The ALMA-PILS survey: Stringent limits on small amines and nitrogen-oxides towards IRAS 16293–2422B

¹ Raymond and Beverly Sackler Laboratory for Astrophysics, Leiden Observatory, Leiden University, PO Box 9513, 2300 RA Leiden, The Netherlands
² Leiden Observatory, Leiden University, PO Box 9513, 2300 RA Leiden, The Netherlands
e-mail: ligterink@strw.leidenuniv.nl
³ Centre for Star and Planet Formation, Niels Bohr Institute & Natural History Museum of Denmark, University of Copenhagen, Øster Voldgade 5–7, 1350 Copenhagen, Denmark
⁴ Laboratoire d’Astrophysique de Bordeaux, Université de Bordeaux, CNRS, B18N, allée Geoffroy Saint-Hilaire, 33615 Pessac, France
⁵ SKA Organization, Jodrell Bank Observatory, Lower Withington, Macclesfield, Cheshire SK11 9DL, UK
⁶ Center for Space and Habitability (CSH), University of Bern, Sidlerstrasse 5, 3012 Bern, Switzerland
⁷ I. Physikalisches Institut, Universität zu Köln, Zülpicher Str. 77, 50937 Köln, Germany
⁸ ASTRON, The Netherlands Institute for Radio Astronomy, Postbus 2, 7990 AA Dwingeloo, The Netherlands
⁹ Max-Planck Institut für Extraterrestrische Physik (MPE), Giessenbachstr. 1, 85748 Garching, Germany

Received: 22 September 2017
Accepted: 31 July 2018

Abstract

Context. Hydroxylamine (NH₂OH) and methylamine (CH₃NH₂) have both been suggested as precursors to the formation of amino acids and are therefore, of interest to prebiotic chemistry. Their presence in interstellar space and formation mechanisms, however, are not well established.
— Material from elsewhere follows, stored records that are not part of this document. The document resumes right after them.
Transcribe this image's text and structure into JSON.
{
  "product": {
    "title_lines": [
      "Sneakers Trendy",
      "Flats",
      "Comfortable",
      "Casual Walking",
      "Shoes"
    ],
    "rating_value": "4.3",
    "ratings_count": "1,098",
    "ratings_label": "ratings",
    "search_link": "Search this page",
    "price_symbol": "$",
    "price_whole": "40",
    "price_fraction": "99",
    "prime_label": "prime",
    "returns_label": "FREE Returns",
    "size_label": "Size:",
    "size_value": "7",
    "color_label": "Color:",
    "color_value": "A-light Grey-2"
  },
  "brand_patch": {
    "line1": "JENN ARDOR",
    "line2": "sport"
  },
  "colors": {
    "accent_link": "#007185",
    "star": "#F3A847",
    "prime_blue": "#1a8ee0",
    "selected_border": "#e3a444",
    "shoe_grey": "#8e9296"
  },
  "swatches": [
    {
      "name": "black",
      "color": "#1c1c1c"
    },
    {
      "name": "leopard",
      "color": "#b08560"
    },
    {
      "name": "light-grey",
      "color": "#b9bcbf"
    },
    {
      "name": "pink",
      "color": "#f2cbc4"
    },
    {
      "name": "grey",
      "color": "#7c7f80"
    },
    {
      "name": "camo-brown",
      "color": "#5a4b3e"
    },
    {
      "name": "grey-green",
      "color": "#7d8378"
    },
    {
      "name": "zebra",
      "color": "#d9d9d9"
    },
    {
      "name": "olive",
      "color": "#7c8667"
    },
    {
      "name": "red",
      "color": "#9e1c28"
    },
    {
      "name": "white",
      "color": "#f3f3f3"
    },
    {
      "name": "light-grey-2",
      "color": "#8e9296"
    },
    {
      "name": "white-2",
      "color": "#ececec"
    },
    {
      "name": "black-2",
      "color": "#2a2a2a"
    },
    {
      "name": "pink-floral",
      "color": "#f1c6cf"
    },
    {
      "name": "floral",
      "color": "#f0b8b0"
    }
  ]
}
Aims. We aim to detect both amines and their potential precursor molecules NO, N₂O, and CH₂NH towards the low-mass protostellar binary IRAS 16293–2422, in order to investigate their presence and constrain their interstellar formation mechanisms around a young Sun-like protostar.
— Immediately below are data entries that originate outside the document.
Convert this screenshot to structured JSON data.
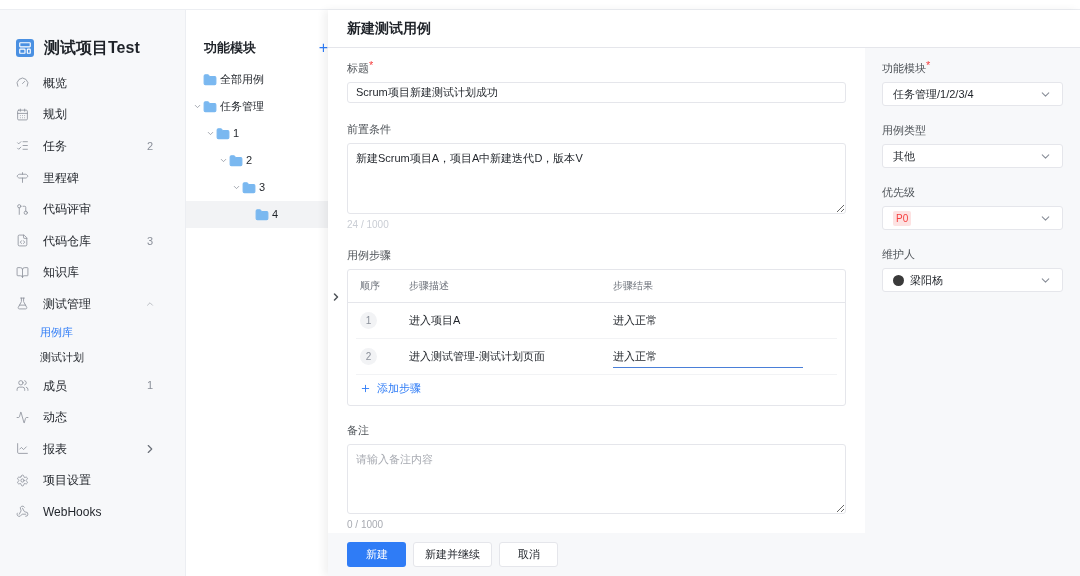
{
  "project": {
    "title": "测试项目Test"
  },
  "sidebar": {
    "items": [
      {
        "label": "概览",
        "selected": false
      },
      {
        "label": "规划",
        "selected": false
      },
      {
        "label": "任务",
        "count": "2",
        "selected": false
      },
      {
        "label": "里程碑",
        "selected": false
      },
      {
        "label": "代码评审",
        "selected": false
      },
      {
        "label": "代码仓库",
        "count": "3",
        "selected": false
      },
      {
        "label": "知识库",
        "selected": false
      },
      {
        "label": "测试管理",
        "selected": false,
        "expanded": true,
        "children": [
          {
            "label": "用例库",
            "selected": true
          },
          {
            "label": "测试计划",
            "selected": false
          }
        ]
      },
      {
        "label": "成员",
        "count": "1",
        "selected": false
      },
      {
        "label": "动态",
        "selected": false
      },
      {
        "label": "报表",
        "selected": false,
        "expanded": false
      },
      {
        "label": "项目设置",
        "selected": false
      },
      {
        "label": "WebHooks",
        "selected": false
      }
    ]
  },
  "modules": {
    "title": "功能模块",
    "add": "+",
    "tree": [
      {
        "label": "全部用例",
        "selected": false
      },
      {
        "label": "任务管理",
        "selected": false,
        "expanded": true,
        "children": [
          {
            "label": "1",
            "selected": false,
            "expanded": true,
            "children": [
              {
                "label": "2",
                "selected": false,
                "expanded": true,
                "children": [
                  {
                    "label": "3",
                    "selected": false,
                    "expanded": true,
                    "children": [
                      {
                        "label": "4",
                        "selected": true
                      }
                    ]
                  }
                ]
              }
            ]
          }
        ]
      }
    ]
  },
  "drawer": {
    "title": "新建测试用例",
    "title_field": {
      "label": "标题",
      "required_mark": "*",
      "value": "Scrum项目新建测试计划成功"
    },
    "precondition": {
      "label": "前置条件",
      "value": "新建Scrum项目A，项目A中新建迭代D，版本V",
      "counter": "24 / 1000"
    },
    "steps": {
      "label": "用例步骤",
      "columns": [
        "顺序",
        "步骤描述",
        "步骤结果"
      ],
      "rows": [
        {
          "index": "1",
          "description": "进入项目A",
          "result": "进入正常",
          "editing": false
        },
        {
          "index": "2",
          "description": "进入测试管理-测试计划页面",
          "result": "进入正常",
          "editing": true
        }
      ],
      "add": "添加步骤"
    },
    "remarks": {
      "label": "备注",
      "placeholder": "请输入备注内容",
      "counter": "0 / 1000"
    },
    "buttons": [
      {
        "label": "新建",
        "primary": true
      },
      {
        "label": "新建并继续",
        "primary": false
      },
      {
        "label": "取消",
        "primary": false
      }
    ],
    "side_fields": [
      {
        "label": "功能模块",
        "required_mark": "*",
        "kind": "text",
        "value": "任务管理/1/2/3/4"
      },
      {
        "label": "用例类型",
        "kind": "text",
        "value": "其他"
      },
      {
        "label": "优先级",
        "kind": "tag",
        "value": "P0"
      },
      {
        "label": "维护人",
        "kind": "user",
        "value": "梁阳杨"
      }
    ]
  }
}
Methods. ALMA observations from the unbiased, high-angular resolution and sensitivity Protostellar Interferometric Line Survey (PILS) are used. Spectral transitions of the molecules under investigation are searched for with the CASSIS line analysis software.

Results. CH₂NH and N₂O are detected for the first time, towards a low-mass source, the latter molecule through confirmation with the single-dish TIMASSS survey. NO is also detected. CH₃NH₂ and NH₂OH are not detected and stringent upper limit column densities are determined.

Conclusions. The non-detection of CH₃NH₂ and NH₂OH limits the importance of formation routes to amino acids involving these species. The detection of CH₂NH makes amino acid formation routes starting from this molecule plausible. The low abundances of CH₂NH and CH₃NH₂ compared to Sgr B2 indicate that different physical conditions influence their formation in low- and high-mass sources.